Una semana notando cuándo tienes energía
La mayoría reserva el trabajo exigente para cuando le viene bien. Esta es una semana para descubrir cuándo es posible.
En resumen
- Marca una letra, seis veces al día, durante siete días. Cada vez toma unos diez segundos.
- Rellenarla rinde donde tu semana tiene algo de flexibilidad, y cuesta donde cada hora ya está fijada por turnos u horarios; aunque incluso entonces el registro vale la pena para la próxima vez que negocies esos turnos.
- Esto no es una prueba y no mide nada sobre ti. Es el registro de una semana, y una semana es una muestra pequeña.
Casi todo el mundo programa lo difícil para el hueco de la agenda. El hueco se elige porque no hay nada más en él, lo cual es un hecho sobre el horario y no un hecho sobre esa hora. Luego llega la hora, el trabajo no avanza, y la conclusión que se saca suele ser sobre la persona en lugar de sobre el momento.
Una semana de marcas basta para poner eso a prueba. La mayoría de quienes rellenan esto encuentran al menos un bloque que habían descartado —a menudo temprano por la mañana, a menudo después de las nueve de la noche— y al menos un bloque que llevaban reservando para el trabajo duro y que en realidad lleva meses sin dar nada, en silencio.
No cambies nada mientras estás registrando. Vive la semana que ibas a vivir, márcala a medida que sucede, y léela el octavo día. Marcarla al final del día de memoria produce un registro de lo que crees sobre tu semana, que es justo lo que estás intentando comprobar.
La escala. Escribe una letra en cada casilla. Nada más va en las casillas.
- A
- Alta — podrías empezar algo exigente ahora mismo
- M
- Media — podrías hacer trabajo rutinario o familiar
- B
- Baja — podrías leer algo fácil, o nada
- X
- Dormido, o el bloque no ocurrió
| Bloque | Lun | Mar | Mié | Jue | Vie | Sáb | Dom |
|---|
Una cosa que mover
El octavo día, lee la cuadrícula y cambia una cosa. No la semana: una cosa. Un solo cambio que se sostenga vale más que un rediseño que dura cuatro días.
Si las buenas horas no son tuyas para gastarlas
Este es el resultado habitual, y no es un fracaso personal. Si tu bloque más despejado es de nueve a once de la mañana y ahí es cuando caen la reunión de equipo, el seminario y el turno, por más que reorganices de tu lado no llegarás hasta él.
La cuadrícula es útil aquí precisamente porque está por escrito. Una reunión periódica movida noventa minutos, un seminario cambiado por un grupo más tarde, un patrón de turnos ajustado un día, un plazo puesto para el martes al mediodía en lugar del lunes a las nueve: son peticiones corrientes, y aterrizan mucho mejor con una semana de marcas adjunta que con una descripción de cómo te sientes. Pide la versión más pequeña: un solo elemento periódico, movido.
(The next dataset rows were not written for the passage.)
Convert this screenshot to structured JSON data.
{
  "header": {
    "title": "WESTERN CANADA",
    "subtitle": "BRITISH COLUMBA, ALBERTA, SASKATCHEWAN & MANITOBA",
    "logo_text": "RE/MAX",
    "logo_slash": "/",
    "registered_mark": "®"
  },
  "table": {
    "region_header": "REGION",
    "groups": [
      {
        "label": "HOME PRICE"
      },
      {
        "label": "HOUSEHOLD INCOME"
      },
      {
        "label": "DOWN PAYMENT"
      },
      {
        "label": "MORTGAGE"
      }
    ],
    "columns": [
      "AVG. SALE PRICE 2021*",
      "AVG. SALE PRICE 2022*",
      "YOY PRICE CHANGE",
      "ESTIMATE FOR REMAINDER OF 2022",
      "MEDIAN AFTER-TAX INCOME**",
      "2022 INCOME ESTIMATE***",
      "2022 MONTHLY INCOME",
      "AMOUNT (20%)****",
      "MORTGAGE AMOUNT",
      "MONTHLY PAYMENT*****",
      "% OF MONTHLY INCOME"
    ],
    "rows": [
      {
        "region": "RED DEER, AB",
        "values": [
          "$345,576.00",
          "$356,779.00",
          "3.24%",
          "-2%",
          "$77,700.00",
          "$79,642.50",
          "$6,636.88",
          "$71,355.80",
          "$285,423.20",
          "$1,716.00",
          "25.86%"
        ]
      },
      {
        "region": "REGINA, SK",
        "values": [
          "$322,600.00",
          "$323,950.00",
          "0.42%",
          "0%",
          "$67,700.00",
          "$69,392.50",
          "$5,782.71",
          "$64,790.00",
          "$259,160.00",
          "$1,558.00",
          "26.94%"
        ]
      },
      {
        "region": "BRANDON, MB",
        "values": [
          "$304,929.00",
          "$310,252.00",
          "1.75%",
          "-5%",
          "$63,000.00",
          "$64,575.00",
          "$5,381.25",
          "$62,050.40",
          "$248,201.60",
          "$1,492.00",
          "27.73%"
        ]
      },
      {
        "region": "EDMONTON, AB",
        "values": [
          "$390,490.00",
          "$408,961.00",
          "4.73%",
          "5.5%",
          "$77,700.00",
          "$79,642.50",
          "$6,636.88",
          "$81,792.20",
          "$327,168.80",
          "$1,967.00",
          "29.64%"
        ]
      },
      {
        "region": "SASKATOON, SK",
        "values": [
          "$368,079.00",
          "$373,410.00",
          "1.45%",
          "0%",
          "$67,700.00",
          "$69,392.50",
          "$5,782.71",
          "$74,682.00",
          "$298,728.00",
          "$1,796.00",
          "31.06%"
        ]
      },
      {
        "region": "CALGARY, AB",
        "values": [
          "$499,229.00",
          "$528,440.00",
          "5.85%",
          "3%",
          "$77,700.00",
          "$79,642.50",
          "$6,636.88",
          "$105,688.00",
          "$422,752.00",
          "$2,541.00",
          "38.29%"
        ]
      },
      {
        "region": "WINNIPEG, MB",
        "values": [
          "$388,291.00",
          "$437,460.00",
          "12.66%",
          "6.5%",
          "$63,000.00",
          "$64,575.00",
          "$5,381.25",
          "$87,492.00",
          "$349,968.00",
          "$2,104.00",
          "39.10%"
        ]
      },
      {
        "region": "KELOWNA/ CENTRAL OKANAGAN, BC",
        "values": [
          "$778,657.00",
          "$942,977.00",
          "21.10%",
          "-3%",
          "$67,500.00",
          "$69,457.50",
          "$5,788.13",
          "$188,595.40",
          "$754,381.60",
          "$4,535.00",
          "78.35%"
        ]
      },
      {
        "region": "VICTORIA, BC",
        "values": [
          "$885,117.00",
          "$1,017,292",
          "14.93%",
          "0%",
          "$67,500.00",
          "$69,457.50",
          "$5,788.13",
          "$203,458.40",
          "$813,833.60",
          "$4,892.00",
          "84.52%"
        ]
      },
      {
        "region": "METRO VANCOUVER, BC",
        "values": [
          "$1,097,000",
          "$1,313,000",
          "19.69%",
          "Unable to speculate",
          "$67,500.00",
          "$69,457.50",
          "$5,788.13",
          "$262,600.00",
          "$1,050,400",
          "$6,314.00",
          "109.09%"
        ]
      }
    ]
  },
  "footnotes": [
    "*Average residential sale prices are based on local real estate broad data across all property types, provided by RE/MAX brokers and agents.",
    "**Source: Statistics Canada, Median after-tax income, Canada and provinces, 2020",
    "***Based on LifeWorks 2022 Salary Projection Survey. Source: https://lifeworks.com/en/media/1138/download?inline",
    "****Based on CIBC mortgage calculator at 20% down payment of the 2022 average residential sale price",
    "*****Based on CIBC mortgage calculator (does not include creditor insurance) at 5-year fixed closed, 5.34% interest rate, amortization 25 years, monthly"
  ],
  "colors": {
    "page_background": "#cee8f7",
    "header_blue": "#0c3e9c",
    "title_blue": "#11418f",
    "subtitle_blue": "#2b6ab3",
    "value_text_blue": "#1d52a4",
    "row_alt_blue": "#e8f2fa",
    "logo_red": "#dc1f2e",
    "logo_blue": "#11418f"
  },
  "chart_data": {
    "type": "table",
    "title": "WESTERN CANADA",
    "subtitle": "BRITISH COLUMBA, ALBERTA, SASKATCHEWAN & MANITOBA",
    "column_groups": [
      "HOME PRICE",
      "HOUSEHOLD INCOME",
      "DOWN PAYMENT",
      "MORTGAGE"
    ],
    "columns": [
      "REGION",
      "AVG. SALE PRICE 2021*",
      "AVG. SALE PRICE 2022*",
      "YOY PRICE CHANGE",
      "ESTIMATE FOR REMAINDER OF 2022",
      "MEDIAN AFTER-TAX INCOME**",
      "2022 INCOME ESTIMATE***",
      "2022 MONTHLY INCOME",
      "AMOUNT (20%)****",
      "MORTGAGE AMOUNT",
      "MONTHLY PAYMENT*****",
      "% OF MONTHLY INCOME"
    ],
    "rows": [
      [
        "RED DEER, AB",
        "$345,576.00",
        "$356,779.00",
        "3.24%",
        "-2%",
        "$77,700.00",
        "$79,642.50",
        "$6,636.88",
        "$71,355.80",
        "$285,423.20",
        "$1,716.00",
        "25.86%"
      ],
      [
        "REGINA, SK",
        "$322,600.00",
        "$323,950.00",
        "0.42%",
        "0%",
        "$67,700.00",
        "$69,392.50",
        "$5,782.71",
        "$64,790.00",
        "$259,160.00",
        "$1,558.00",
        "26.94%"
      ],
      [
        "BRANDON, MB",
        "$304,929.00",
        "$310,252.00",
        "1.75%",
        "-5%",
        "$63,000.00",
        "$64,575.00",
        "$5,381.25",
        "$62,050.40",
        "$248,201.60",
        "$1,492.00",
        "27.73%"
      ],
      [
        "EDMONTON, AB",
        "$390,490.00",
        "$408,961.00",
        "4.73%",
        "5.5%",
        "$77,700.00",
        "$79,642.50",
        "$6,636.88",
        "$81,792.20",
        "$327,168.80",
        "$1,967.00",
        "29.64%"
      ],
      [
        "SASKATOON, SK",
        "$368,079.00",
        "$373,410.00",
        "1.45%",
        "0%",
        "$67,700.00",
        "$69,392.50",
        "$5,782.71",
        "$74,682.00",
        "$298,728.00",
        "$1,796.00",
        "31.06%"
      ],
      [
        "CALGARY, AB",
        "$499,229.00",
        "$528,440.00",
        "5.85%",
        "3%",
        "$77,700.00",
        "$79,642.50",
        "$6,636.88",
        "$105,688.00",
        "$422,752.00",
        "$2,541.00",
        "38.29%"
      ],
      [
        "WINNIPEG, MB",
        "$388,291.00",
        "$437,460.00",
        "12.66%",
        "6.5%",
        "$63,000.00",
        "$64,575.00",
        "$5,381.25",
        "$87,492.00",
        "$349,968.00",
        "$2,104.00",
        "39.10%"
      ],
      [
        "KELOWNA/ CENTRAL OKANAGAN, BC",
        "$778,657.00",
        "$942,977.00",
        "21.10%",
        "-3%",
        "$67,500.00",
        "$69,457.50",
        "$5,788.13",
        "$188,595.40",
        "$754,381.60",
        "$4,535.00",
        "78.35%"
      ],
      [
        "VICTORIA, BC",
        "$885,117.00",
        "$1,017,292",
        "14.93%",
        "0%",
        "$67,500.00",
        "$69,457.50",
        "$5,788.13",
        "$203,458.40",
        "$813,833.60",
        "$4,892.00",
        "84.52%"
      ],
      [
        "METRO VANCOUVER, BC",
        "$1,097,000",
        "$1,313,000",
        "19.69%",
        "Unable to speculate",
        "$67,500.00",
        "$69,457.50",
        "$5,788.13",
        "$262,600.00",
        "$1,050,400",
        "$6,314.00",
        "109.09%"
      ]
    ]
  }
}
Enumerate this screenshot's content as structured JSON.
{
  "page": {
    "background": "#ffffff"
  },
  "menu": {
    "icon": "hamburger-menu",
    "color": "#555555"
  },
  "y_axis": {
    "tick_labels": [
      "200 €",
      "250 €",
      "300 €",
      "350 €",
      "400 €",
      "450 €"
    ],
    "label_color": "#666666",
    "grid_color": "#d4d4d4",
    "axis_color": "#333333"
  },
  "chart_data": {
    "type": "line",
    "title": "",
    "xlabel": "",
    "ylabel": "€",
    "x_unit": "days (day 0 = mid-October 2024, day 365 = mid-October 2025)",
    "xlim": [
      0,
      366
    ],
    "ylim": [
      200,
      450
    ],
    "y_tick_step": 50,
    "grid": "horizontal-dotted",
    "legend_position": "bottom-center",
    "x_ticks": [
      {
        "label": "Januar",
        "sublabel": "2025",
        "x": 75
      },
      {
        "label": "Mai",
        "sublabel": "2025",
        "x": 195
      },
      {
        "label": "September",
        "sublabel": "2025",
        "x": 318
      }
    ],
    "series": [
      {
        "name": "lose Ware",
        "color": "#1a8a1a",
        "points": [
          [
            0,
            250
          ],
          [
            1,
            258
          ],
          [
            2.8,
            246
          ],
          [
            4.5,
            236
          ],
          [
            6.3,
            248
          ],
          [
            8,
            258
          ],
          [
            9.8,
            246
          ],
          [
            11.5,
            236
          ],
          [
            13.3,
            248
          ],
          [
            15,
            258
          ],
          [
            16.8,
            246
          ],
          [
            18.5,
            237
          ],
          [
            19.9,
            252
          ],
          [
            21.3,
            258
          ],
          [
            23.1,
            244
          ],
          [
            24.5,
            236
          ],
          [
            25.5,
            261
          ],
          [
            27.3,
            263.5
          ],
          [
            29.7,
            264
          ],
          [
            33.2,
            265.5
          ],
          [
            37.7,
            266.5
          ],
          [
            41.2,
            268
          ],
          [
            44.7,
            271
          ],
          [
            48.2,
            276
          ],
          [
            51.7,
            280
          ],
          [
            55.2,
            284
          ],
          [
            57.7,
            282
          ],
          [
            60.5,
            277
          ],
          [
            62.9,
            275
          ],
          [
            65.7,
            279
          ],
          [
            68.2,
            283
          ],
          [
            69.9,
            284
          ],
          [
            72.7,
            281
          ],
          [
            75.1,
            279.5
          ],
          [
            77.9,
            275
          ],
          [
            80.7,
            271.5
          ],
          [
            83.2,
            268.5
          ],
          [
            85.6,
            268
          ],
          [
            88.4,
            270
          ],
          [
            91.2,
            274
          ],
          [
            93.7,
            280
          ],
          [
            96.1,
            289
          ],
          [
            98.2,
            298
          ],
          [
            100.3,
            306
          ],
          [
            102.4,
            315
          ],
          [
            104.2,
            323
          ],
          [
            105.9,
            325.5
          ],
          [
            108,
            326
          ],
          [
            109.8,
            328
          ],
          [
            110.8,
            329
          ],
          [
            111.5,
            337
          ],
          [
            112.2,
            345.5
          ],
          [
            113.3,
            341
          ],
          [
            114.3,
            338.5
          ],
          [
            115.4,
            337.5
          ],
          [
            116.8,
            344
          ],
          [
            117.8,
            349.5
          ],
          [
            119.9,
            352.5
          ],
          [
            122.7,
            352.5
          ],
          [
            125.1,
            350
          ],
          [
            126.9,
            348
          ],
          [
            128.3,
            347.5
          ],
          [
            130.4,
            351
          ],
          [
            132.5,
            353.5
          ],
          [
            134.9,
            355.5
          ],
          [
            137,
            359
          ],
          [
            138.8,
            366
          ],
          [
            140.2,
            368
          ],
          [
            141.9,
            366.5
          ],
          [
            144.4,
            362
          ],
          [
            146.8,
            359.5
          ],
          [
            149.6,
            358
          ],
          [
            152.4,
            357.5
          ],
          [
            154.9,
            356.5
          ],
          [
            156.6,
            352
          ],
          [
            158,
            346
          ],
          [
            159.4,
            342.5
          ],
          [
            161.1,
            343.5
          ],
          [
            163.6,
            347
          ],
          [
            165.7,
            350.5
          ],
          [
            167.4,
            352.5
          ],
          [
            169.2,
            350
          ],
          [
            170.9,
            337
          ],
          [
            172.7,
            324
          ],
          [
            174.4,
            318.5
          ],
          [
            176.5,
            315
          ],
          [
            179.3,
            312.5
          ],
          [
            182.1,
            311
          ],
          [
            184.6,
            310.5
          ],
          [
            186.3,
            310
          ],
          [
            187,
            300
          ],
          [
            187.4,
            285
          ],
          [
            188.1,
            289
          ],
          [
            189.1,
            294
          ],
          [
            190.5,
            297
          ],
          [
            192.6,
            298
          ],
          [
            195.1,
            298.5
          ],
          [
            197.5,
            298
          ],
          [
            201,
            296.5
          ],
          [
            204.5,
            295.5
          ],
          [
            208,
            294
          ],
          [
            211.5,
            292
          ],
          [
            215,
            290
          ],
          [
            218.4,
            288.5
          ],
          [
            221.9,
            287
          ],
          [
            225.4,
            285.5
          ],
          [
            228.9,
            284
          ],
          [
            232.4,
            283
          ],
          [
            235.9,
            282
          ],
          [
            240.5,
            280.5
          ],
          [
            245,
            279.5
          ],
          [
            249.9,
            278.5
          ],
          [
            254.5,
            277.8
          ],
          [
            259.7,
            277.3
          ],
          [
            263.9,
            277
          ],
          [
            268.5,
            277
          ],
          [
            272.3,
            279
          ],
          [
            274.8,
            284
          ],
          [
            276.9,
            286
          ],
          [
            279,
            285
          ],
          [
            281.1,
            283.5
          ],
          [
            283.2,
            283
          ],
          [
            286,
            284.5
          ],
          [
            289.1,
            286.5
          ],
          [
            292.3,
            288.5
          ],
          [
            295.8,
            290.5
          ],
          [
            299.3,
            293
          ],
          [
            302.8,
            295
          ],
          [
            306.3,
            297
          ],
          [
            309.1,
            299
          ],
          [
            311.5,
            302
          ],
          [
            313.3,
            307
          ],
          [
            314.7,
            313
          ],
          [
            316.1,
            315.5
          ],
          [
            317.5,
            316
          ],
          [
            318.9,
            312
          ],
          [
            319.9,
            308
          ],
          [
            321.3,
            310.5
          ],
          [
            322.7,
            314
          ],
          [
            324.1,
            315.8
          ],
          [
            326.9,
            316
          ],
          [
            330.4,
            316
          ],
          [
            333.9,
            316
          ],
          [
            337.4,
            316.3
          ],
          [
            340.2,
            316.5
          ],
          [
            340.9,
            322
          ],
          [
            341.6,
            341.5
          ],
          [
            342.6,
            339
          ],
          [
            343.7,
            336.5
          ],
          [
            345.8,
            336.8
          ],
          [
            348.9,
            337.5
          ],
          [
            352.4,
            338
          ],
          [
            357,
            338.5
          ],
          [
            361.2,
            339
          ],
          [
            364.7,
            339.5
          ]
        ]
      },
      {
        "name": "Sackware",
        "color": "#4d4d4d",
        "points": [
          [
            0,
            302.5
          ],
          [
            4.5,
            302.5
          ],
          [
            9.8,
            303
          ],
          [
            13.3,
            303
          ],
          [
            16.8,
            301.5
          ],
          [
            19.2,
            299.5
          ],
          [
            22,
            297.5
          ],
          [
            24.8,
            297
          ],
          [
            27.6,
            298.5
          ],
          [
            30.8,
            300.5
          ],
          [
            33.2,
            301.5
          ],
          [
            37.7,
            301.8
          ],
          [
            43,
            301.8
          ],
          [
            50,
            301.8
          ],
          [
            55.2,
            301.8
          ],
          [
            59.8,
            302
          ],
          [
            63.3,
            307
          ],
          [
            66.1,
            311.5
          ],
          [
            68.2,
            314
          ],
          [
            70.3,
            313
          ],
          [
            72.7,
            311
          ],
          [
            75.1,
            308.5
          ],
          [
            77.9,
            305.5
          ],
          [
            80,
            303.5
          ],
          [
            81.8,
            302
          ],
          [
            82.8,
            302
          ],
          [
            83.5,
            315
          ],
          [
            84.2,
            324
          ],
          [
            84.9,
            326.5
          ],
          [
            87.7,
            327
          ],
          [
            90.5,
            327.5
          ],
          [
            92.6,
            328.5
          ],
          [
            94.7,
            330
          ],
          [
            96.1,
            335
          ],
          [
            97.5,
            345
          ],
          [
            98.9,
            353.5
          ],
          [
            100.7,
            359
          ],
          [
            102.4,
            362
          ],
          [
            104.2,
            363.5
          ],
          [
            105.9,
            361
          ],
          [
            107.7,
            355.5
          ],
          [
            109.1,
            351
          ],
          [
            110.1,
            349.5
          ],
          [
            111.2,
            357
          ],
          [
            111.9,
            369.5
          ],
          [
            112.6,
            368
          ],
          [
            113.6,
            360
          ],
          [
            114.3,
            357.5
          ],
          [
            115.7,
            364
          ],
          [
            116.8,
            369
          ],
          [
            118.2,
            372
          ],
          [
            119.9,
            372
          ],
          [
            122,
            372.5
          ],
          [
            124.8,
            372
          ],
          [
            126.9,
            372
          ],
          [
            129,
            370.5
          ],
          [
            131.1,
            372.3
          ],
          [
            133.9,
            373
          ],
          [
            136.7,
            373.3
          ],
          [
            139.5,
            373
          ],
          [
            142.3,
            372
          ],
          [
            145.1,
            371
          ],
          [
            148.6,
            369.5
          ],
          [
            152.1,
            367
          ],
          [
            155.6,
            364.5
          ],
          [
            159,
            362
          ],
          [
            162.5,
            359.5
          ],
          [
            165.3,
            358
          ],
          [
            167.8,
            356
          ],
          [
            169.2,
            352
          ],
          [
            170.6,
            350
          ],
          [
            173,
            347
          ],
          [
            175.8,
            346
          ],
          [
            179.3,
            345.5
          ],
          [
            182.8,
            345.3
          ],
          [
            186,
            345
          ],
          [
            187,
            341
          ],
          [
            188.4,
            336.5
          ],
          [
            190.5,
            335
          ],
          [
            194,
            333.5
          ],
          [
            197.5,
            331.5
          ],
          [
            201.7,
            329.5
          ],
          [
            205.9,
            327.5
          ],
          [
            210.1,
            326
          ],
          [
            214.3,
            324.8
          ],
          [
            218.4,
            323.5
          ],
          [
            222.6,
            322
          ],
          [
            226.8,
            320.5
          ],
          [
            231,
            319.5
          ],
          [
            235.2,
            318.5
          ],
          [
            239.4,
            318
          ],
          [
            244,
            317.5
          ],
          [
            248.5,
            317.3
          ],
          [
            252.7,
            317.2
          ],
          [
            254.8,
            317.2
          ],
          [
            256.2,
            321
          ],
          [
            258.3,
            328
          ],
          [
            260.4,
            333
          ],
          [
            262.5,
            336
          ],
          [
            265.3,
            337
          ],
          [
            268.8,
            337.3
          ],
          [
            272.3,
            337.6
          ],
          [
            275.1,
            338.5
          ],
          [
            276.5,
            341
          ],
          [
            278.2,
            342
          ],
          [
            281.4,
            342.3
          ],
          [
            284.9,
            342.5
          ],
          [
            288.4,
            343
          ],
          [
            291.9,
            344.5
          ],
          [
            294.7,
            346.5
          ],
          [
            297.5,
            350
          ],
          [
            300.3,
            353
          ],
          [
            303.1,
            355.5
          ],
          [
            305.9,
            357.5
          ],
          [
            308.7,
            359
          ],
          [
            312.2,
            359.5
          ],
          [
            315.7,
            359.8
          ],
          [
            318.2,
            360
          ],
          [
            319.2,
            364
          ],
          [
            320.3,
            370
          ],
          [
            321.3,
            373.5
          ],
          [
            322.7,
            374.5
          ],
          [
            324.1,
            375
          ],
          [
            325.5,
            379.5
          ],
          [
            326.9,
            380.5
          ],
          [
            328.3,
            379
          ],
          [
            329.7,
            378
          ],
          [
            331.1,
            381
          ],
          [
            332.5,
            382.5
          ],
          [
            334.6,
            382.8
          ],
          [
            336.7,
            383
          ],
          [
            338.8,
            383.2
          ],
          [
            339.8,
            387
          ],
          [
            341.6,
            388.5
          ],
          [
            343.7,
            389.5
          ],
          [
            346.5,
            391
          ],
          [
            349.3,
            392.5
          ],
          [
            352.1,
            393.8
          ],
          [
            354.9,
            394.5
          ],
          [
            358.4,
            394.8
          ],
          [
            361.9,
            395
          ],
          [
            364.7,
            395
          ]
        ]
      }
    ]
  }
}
Si nada se mueve tras unas semanas de pedirlo, eso también es información útil, y apunta al horario en lugar de a ti.
Vale la pena saberlo. Las personas subestiman cuánto van a tardar sus propias tareas, incluso cuando saben que ya lo han hecho antes — Buehler, Griffin and Ross, Journal of Personality and Social Psychology, 1994. La autopredicción sobre nuestra propia semana de trabajo es poco fiable en una dirección bastante constante, y ese es el argumento para registrar una semana en lugar de razonar sobre ella.
Nota sobre la evidencia. La idea concreta de que las personas tienen horas buenas y malas estables, y de que ajustar el trabajo exigente a ellas ayuda, se describe mucho y se enseña a menudo, pero no es investigación establecida y no la presentamos como tal. Tu cuadrícula es una semana de tus propias observaciones, no una medición. Siete días son una muestra pequeña, y la enfermedad, el sueño y una semana difícil aparecerán todos en ella.